Today is Tartan Day (no really!), so we look at Canada’s new official plaid
Journalists at Vice have already made it quite clear that wearing plaid is quintessentially Canadian, but the federal government decided to make it official earlier this year. Not only did the Canadian government announce in 2010 that April 6 was to be known as Tartan Day across the country, but on March 9 of this year, Minister of Heritage James Moore declared the Maple Leaf Tartan a symbol of Canada alongside the coat of arms, the national flag and, of course, the beaver. While each province has its own specific tartan, the Maple Leaf Tartan, designed by David Weiser in 1964, was inspired by Canada’s environment, featuring green, gold, red and brown tones reminiscent of leaves changing over seasons.
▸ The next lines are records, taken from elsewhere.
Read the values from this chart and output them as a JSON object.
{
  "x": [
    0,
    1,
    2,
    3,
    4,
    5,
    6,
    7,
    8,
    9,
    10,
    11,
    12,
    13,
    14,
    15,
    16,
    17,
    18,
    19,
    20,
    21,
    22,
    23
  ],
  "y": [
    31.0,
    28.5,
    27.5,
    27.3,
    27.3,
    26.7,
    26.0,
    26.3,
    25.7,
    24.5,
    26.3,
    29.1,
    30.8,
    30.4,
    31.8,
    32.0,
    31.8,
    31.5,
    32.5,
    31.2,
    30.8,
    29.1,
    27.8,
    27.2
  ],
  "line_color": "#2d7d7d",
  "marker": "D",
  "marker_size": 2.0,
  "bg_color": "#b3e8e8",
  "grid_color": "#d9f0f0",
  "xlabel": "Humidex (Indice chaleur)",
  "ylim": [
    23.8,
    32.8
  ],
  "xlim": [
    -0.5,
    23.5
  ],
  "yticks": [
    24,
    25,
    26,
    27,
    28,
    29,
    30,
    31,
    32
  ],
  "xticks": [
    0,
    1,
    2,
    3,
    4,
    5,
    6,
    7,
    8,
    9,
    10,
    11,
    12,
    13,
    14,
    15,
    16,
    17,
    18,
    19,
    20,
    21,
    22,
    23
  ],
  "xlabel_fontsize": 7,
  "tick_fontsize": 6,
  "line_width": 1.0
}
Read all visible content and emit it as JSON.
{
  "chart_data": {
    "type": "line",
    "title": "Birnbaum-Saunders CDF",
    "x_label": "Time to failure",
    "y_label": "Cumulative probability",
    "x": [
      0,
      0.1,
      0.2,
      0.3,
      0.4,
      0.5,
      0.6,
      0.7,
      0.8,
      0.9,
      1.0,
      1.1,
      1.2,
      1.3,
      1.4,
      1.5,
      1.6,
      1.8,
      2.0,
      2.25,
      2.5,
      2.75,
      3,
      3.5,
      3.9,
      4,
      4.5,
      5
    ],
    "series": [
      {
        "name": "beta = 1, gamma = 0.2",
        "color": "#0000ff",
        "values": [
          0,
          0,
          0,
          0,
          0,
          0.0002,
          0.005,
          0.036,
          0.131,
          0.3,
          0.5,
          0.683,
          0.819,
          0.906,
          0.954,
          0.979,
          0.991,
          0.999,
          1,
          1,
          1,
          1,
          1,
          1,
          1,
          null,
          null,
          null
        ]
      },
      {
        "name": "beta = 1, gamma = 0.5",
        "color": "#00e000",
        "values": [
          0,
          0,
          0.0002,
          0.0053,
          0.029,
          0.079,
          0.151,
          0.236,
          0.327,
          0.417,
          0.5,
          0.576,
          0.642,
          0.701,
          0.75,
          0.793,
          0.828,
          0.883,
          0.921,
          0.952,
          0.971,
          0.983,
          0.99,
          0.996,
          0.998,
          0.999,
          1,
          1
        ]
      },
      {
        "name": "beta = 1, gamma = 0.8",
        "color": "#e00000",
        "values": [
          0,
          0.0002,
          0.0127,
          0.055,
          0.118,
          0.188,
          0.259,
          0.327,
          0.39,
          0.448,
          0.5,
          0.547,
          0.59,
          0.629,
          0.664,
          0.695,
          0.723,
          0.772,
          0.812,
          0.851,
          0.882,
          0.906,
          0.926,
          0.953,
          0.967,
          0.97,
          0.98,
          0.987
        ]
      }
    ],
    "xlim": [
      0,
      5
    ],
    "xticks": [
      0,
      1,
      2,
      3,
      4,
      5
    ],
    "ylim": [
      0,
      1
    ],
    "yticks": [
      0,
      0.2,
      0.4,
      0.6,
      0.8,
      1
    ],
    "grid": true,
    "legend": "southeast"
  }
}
Today is meant to honour the contributions Scots have made to the True North Strong and Free: “Our national symbols express our identity and define our history. The Maple Leaf Tartan represents the contributions that more than four million Canadians of Scottish heritage continue to make to our country,” Moore said in a statement.
While the Maple Leaf Tartan already appeared at the closing ceremonies of the Winter Olympics in Vancouver last year, Torontonians will get to purchase some of this truly Canadian tartan at Green Shag Bespoke. Owner Neil McPhedran says the Queen West bespoke clothier is proud of its Canadian heritage: “We embrace the Canadian tartan for that reason.” Green Shag has been working with the tartan for over a year now, offering everything from full trousers and waistcoats to vests and accessories (like bow ties). We even found a Maple Leaf Tartan scarf at Canadiana-crazed Red Canoe, so this isn’t a gimmick, it’s a bona fide, government-sponsored fact, er, trend.
Even though there’s nothing more ubiquitous than plaid shirts on Toronto fellas, we’re excited to see a brand new Canadian tuxedo. There’s no talk of an appropriate spokesperson for the tartan, but we’re holding our breath with duct tape for Steve Smith and Patrick McKenna.